On Tue, Jun 1, 2010 at 14:56, Frank Cusack <frank+lists/dovecot@linetwo.net> wrote:
Man oh man. You don't have much experience with mail and it sounds like you are starting from scratch. You have your work cut out for you. :)
Well, actually I do. A lot of it is way way back there with sendmail. Back then I coded sendmail.cf by hand and avoided m4. I have used Postfix previously, too, but in a very different circumstance, and even then it was several years back.
The standard way to filter spam is [all of]:
a) stop it at the border, then
For my current situation, this will be a smaller amount than I've done in the past.
b) content analysis and tagging, then
I haven't done this in the past for my own mail servers primarily because of principle (e.g. to me UCE isn't about what it said, but whether it is unsolicited ... which indirectly means what is said ... and bulk ... in summary, it's about behaviour, not about the message). But in this new situation, I have to rebalance these ideas to achieve different goals. Being principled doesn't count in this situation. A potential client isn't going to be turned down or lectured just because the ISP they use is spammer friendly. I don't really like that, but that's the way it is.

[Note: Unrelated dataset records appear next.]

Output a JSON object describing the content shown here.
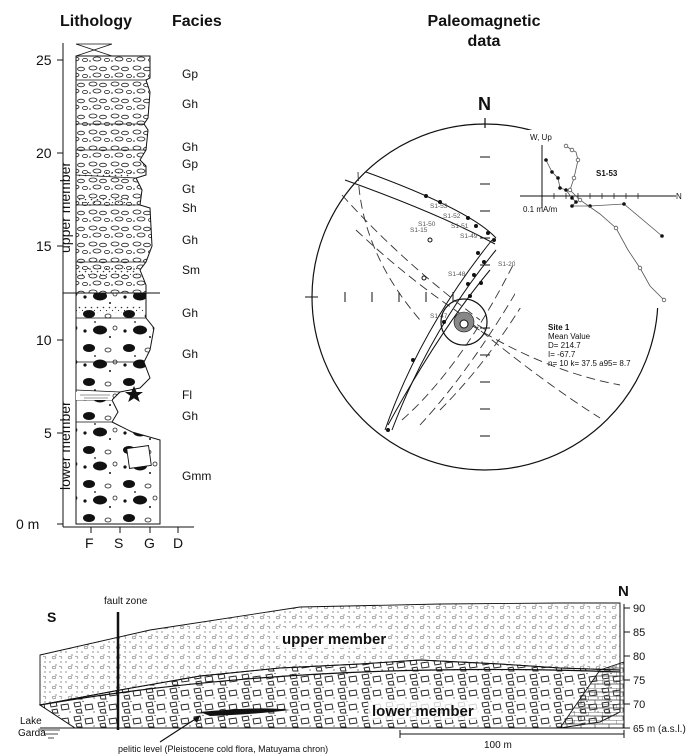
{
  "headers": {
    "lithology": "Lithology",
    "facies": "Facies",
    "paleomagnetic": [
      "Paleomagnetic",
      "data"
    ]
  },
  "log": {
    "depth_ticks": [
      "0 m",
      "5",
      "10",
      "15",
      "20",
      "25"
    ],
    "grain_size_ticks": [
      "F",
      "S",
      "G",
      "D"
    ],
    "members": {
      "upper": "upper member",
      "lower": "lower member"
    },
    "facies": [
      "Gp",
      "Gh",
      "Gh",
      "Gp",
      "Gt",
      "Sh",
      "Gh",
      "Sm",
      "Gh",
      "Gh",
      "Fl",
      "Gh",
      "Gmm"
    ]
  },
  "stereonet": {
    "north_label": "N",
    "circle_labels": [
      "S1-53",
      "S1-52",
      "S1-51",
      "S1-50",
      "S1-49",
      "S1-48",
      "S1-47",
      "S1-15",
      "S1-20"
    ],
    "summary": {
      "site": "Site 1",
      "mean_value": "Mean Value",
      "declination": "D= 214.7",
      "inclination": "I= -67.7",
      "stats": "n= 10  k= 37.5  a95= 8.7"
    }
  },
  "zijderveld": {
    "sample": "S1-53",
    "axis_up": "W, Up",
    "axis_right": "N",
    "scale": "0.1 mA/m"
  },
  "cross_section": {
    "left_label": "S",
    "right_label": "N",
    "fault": "fault zone",
    "upper": "upper member",
    "lower": "lower member",
    "lake": [
      "Lake",
      "Garda"
    ],
    "scale_bar": "100 m",
    "pelitic": "pelitic level (Pleistocene cold flora, Matuyama chron)",
    "elevations": [
      "90",
      "85",
      "80",
      "75",
      "70",
      "65 m (a.s.l.)"
    ]
  }
}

c) filtering at delivery time
per-user filters for part (b) on the server side is a dead end IMHO but there are some programs that do this and dovecot can work with them (by having folders that train the filter). modern mail clients, however, have their own spam filters now, which are by definition personalized.
anyway, part (a) and (b) have nothing to do with dovecot. the standard way to do part (c) is to have an X-Spam: header which a sieve script filters on. the -m flag to deliver is not really for spam filtering.
Since sieve looks like it will be a problem right now, until I get a solution to that, I'm seriously considering this solution. A shim program I write in C will be run from Postfix master.cf just as Dovecot deliver is now. I'd basically change the executable path to the shim program. The shim program will read the message (I assume from stdin) up to 1MB or the end of headers. If the body isn't reached by 1MB it goes into the spam folder. If the X-Spam: header is present with a sufficient probability of spam, it goes into the spam folder. Else it goes into the INBOX. Set up a command argument list to run deliver, and include -m with the folder name if this goes to the spam folder. Set up pipes, fork, and child will exec deliver with that argument list. Pipe the buffer that was read in to deliver until it is empty, then pipe any remaining stdin to deliver all as one stream. Wait for deliver to exit and capture its exit status, and exit with the same status. Postfix should then know if delivery succeeded or failed.
I may set up a web mail service later, and will see if I can do Sieve within that.